If you’re a new user, you’ll see commands with sudo in them and you’ve gleaned the meaning of what is sudo. The sudo command is a bit more robust than you may know and this article is going to tell you what sudo is. As I’m not actually sure how to format such an article, I’m going to try to smash it to fit my usual style article. This may make for a fairly short article.
The sudo command stands for ‘superuser do’ and that’s probably how most folks will know it. That is, after all, correct. You use sudo when you want to execute something that requires different privileges than your account has. Most of the time, that means you want to run the command as an administrator with root privileges.
But, that’s not all that sudo can do. You can also use it to run software as though you were another user on the same machine. Some folks (erroneously, but not without merit) have taken to referring to sudo as ‘substitute user do’. It suits, but it’s not correct.
To be fair, sudo didn’t have those extra features when it was new (~1980). When it was new, it just let you run commands as a superuser – root – and that was it. Perhaps if it had been named today, with the current feature set, those folks would be correct by calling it ‘substitute user do’. As it stands, those people are technically incorrect.
I’ve also written a couple of other sudo-related articles that may interest the reader.
What Is sudo:
The sudo command typically starts a command, such as an installation command. For example, a command like this:
sudo apt install gedit
If you try that command without a privileged account, it’ll fail and you won’t be able to install the software. For security sake, your regular user account should operate under the ‘least privilege principle’, meaning your regular account can’t be used to maliciously operate the system.
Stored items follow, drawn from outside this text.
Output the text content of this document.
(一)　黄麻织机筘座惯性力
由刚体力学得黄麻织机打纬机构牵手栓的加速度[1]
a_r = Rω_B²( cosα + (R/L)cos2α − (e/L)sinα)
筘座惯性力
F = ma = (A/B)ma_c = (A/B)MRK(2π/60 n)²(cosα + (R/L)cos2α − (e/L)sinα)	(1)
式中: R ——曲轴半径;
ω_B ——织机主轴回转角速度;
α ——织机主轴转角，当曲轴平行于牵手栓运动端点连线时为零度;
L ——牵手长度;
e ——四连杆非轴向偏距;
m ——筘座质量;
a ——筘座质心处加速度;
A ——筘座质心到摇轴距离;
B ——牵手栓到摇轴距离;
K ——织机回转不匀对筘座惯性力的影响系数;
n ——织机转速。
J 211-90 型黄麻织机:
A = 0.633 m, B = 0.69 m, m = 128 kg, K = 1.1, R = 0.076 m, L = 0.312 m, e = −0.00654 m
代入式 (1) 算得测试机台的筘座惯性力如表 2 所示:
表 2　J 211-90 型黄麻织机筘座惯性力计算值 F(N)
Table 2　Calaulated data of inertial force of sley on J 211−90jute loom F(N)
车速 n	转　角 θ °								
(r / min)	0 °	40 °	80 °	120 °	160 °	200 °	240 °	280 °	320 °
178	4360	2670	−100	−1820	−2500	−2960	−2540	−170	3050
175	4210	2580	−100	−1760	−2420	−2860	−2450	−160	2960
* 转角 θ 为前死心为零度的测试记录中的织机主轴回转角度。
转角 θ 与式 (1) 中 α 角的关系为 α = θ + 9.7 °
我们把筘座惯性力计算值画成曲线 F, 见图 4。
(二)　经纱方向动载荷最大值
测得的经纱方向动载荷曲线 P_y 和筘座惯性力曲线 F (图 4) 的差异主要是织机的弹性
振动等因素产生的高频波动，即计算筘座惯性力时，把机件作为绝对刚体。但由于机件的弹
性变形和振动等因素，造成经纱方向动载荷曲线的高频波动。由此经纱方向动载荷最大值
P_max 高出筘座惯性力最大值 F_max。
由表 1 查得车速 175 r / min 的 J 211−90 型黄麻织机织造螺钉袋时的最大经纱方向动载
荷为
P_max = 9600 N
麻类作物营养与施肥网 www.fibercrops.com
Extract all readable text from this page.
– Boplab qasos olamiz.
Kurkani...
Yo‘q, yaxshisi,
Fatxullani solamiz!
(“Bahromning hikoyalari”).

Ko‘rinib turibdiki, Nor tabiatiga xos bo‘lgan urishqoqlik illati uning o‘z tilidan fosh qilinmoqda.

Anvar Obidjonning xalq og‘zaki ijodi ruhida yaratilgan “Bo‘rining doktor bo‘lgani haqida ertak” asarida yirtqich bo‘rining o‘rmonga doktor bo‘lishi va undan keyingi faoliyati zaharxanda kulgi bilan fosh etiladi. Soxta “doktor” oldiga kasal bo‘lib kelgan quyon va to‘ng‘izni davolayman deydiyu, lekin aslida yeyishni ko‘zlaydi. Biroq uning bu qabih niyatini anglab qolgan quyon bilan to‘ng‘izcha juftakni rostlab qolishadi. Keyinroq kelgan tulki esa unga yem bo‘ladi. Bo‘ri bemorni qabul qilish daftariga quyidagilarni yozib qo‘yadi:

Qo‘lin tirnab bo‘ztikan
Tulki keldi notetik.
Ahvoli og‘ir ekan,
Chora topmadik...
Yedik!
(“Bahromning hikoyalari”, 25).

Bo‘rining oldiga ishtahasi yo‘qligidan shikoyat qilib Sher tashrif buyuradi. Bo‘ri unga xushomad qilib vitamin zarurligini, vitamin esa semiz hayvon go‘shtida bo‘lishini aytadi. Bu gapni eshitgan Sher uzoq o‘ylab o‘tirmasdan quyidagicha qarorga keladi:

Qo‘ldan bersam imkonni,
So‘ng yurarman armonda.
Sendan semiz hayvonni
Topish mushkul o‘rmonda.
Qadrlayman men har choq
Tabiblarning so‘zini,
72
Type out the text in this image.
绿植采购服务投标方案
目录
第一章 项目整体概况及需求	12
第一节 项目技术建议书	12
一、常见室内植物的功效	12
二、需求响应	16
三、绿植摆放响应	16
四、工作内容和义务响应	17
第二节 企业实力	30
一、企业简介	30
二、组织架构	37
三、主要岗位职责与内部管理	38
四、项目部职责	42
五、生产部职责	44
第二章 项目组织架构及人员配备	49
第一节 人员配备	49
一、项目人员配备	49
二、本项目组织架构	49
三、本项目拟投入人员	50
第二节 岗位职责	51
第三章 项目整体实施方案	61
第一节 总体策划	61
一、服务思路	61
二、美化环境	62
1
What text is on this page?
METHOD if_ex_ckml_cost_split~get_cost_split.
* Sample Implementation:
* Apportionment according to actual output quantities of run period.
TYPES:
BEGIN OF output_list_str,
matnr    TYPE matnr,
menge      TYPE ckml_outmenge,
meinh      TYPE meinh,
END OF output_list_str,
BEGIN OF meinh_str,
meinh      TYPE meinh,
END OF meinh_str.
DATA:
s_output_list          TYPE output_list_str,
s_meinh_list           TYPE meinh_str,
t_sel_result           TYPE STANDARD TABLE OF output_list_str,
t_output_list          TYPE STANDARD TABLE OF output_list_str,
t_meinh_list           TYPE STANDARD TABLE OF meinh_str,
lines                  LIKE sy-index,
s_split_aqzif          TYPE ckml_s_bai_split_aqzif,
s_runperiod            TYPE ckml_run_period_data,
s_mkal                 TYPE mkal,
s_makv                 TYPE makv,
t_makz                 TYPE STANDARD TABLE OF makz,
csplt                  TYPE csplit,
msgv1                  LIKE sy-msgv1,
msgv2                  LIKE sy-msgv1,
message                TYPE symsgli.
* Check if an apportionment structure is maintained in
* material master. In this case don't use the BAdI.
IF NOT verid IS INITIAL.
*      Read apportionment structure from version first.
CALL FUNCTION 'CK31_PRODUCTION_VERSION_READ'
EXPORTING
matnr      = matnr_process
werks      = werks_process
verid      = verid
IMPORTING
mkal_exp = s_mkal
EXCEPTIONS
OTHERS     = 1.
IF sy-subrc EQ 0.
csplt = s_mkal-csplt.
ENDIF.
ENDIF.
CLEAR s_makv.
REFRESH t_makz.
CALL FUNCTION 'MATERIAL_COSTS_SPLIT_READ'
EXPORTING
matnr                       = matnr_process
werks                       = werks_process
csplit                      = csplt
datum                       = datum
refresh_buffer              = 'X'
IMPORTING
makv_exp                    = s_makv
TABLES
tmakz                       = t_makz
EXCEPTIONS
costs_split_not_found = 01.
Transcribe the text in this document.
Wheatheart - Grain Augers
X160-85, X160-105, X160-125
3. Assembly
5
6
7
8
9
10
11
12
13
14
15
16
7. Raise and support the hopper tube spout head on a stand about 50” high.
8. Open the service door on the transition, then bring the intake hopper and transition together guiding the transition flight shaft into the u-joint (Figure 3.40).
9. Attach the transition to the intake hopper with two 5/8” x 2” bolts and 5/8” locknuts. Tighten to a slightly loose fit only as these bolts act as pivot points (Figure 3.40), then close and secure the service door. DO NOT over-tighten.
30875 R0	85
The sudo command is that safety gap. To use sudo, you must be a member of the sudoers group/have rights to the command and you must know the password. If you have sudo access, you can cause all the harm you want to a system! So, protect those passwords because they are legitimately the keys to the kingdom.
As we learn what is sudo, we might as well learn a few flags that you can use with it. The most important one, as sudo is plenty powerful by itself, is the
-u flag. You use that not when you want to operate as root but when you want to use the privileges of another user on the same system. It looks like this:
sudo -u <other_username> <command>
When you’ve authenticated as sudo, you will not need to enter your password again for some period of time. The most common period of time is 5 minutes. After five minutes of non-use (idle time with no sudo commands) have passed, you will need to authenticate all over again.
If you want to exit early, you just use the
-k flag. That resets everything and you’ll need to authenticate the next time you wish to use sudo. Conversely, if you use the
-v flag, it will grant you another five minutes of authenticated time, allowing you to extend your sudo session.
There are a few other flags, but those aren’t really used often. Though, if you’re going to enter a lot of commands, you can use
sudo -s and open a new shell where you have sudo privileges. That’s useful if you’re going to use a number of commands and don’t want them in your terminal scroll-back.
There you have it, you can now answer the question: what is sudo? It’s a handy tool to have and there are uses most people probably never bothered learning. It’s there if you need it and you might as well be familiar with it.